What interested her now was Bean. Where was he? When would he get to Damascus? What would he do about the missing embryos?
Or at least that was what she tried to pretend to herself that she was interested in.
Because all she could really think, in an undercurrent monologue that kept shouting at her from deep inside her mind, was:
He has my babies.
/> Not the Pied Piper, prancing them away from town. Not Baba Yaga, luring them into her house on chicken legs. Not the witch in the gingerbread cottage, keeping them in cages and fattening them up. None of those grey fantasies. Nothing of fog and mist. Only the absolute black of a place where no light shines, where light is not even remembered.
That's where her babies were.
In the belly of the Beast.
The car came to a stop at a simple platform. The underground road went on, to destinations Petra did not bother trying to guess. For all she knew, the tunnel ran to Baghdad, to Amman, under the mountains to Ankara, maybe even under the radioactive desert to arise in the place where the ancient stone waits for the half-life of the half-life of the half-life of death to pass, so pilgrims can come again on haj.
Lankowski reached out a hand and helped her from the car, though she was young and he was old. His attitude toward her was strange, as if he had to treat her very carefully. As if she was not robust, as if she could easily break.
And it was true. She was the one who could break. Who broke.
Only I can't break now. Because maybe I still have one child. Maybe putting this one inside me did not kill it, but gave it life. Maybe it has taken root in my garden and will blossom and bear fruit, a baby on a short twisted stem. And when the fruit is plucked, out will come stem and root as well, leaving the garden empty. And where will the others be then? They have been taken to grow in someone else's plot. Yet I will not break now, because I have this one, perhaps this one.

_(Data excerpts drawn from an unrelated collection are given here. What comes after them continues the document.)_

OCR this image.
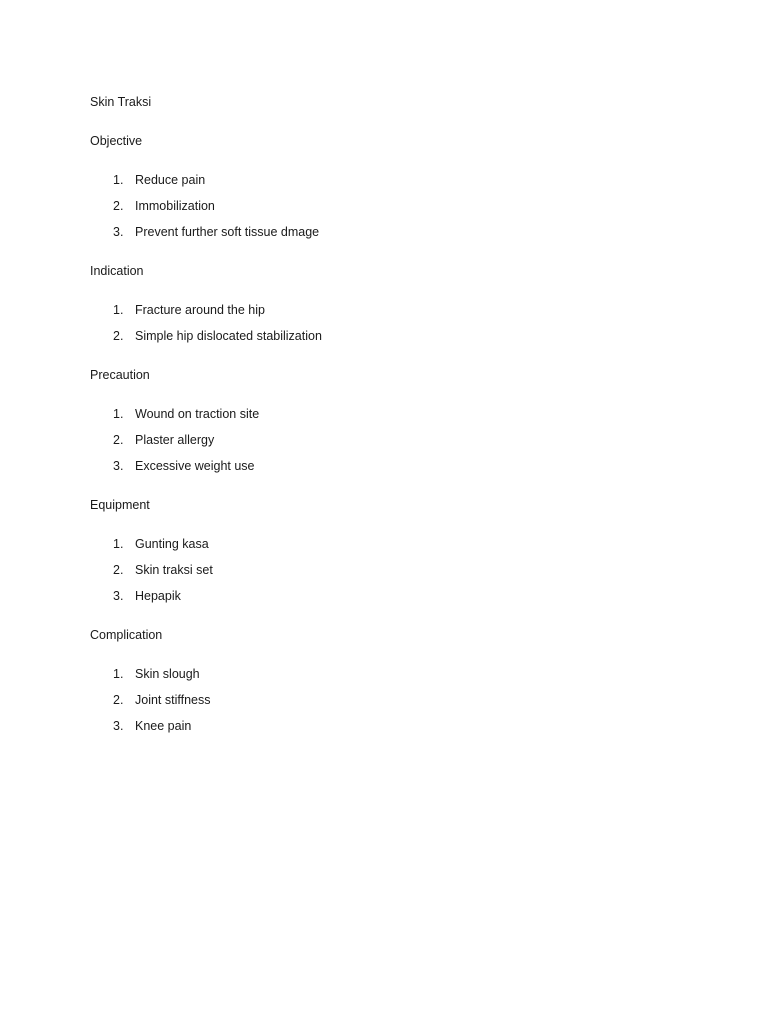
Skin Traksi
Objective
1. Reduce pain
2. Immobilization
3. Prevent further soft tissue dmage
Indication
1. Fracture around the hip
2. Simple hip dislocated stabilization
Precaution
1. Wound on traction site
2. Plaster allergy
3. Excessive weight use
Equipment
1. Gunting kasa
2. Skin traksi set
3. Hepapik
Complication
1. Skin slough
2. Joint stiffness
3. Knee pain
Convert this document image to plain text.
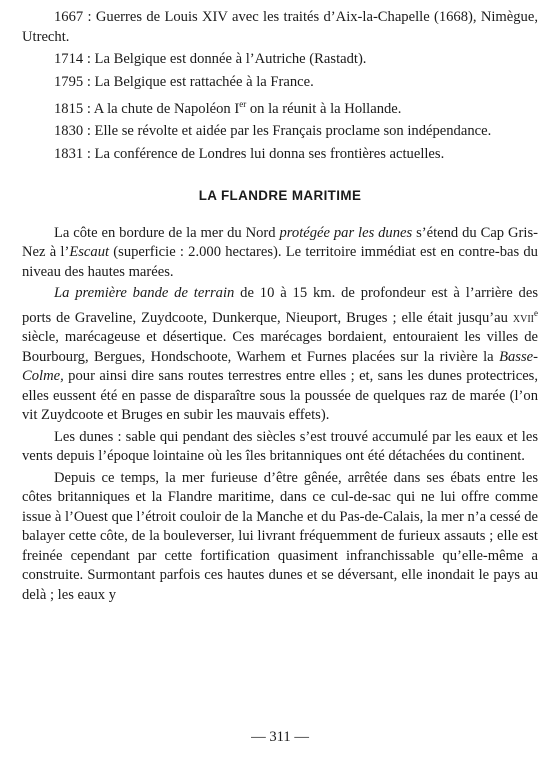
1667 : Guerres de Louis XIV avec les traités d’Aix-la-Chapelle (1668), Nimègue, Utrecht.

1714 : La Belgique est donnée à l’Autriche (Rastadt).

1795 : La Belgique est rattachée à la France.

1815 : A la chute de Napoléon Ier on la réunit à la Hollande.

1830 : Elle se révolte et aidée par les Français proclame son indépendance.

1831 : La conférence de Londres lui donna ses frontières actuelles.

LA FLANDRE MARITIME

La côte en bordure de la mer du Nord protégée par les dunes s’étend du Cap Gris-Nez à l’Escaut (superficie : 2.000 hectares). Le territoire immédiat est en contre-bas du niveau des hautes marées.

La première bande de terrain de 10 à 15 km. de profondeur est à l’arrière des ports de Graveline, Zuydcoote, Dunkerque, Nieuport, Bruges ; elle était jusqu’au xvii$^e$ siècle, marécageuse et désertique. Ces marécages bordaient, entouraient les villes de Bourbourg, Bergues, Hondschoote, Warhem et Furnes placées sur la rivière la Basse-Colme, pour ainsi dire sans routes terrestres entre elles ; et, sans les dunes protectrices, elles eussent été en passe de disparaître sous la poussée de quelques raz de marée (l’on vit Zuydcoote et Bruges en subir les mauvais effets).

Les dunes : sable qui pendant des siècles s’est trouvé accumulé par les eaux et les vents depuis l’époque lointaine où les îles britanniques ont été détachées du continent.

Depuis ce temps, la mer furieuse d’être gênée, arrêtée dans ses ébats entre les côtes britanniques et la Flandre maritime, dans ce cul-de-sac qui ne lui offre comme issue à l’Ouest que l’étroit couloir de la Manche et du Pas-de-Calais, la mer n’a cessé de balayer cette côte, de la bouleverser, lui livrant fréquemment de furieux assauts ; elle est freinée cependant par cette fortification quasiment infranchissable qu’elle-même a construite. Surmontant parfois ces hautes dunes et se déversant, elle inondait le pays au delà ; les eaux y

— 311 —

"Thank you," she said to Lankowski. "But I'm not so fragile as to need help getting out of a car."
He smiled at her, but said nothing. She followed him into the elevator and they rose up into...
A garden. As lush as the Philippine jungle clearing where Peter gave the order that would bring the Beast into their house, driving them out.
She saw that the courtyard was glassed over. That's why it was so humid here. That's how it stayed so moist. Nothing was given up to the dry desert air.
Sitting quietly on a stone chair in the middle of the garden was a tall, slender man, his skin the deep cacao brown of the upper Niger where he had been born.
She did not walk up to him at once, but stood admiring what she saw. The long legs, clad not in the business suit that had been the uniform of westerners for centuries now, but in the robes of a sheik. His head was not covered, however. And there was no beard on his chin. Still young, and yet also now a man.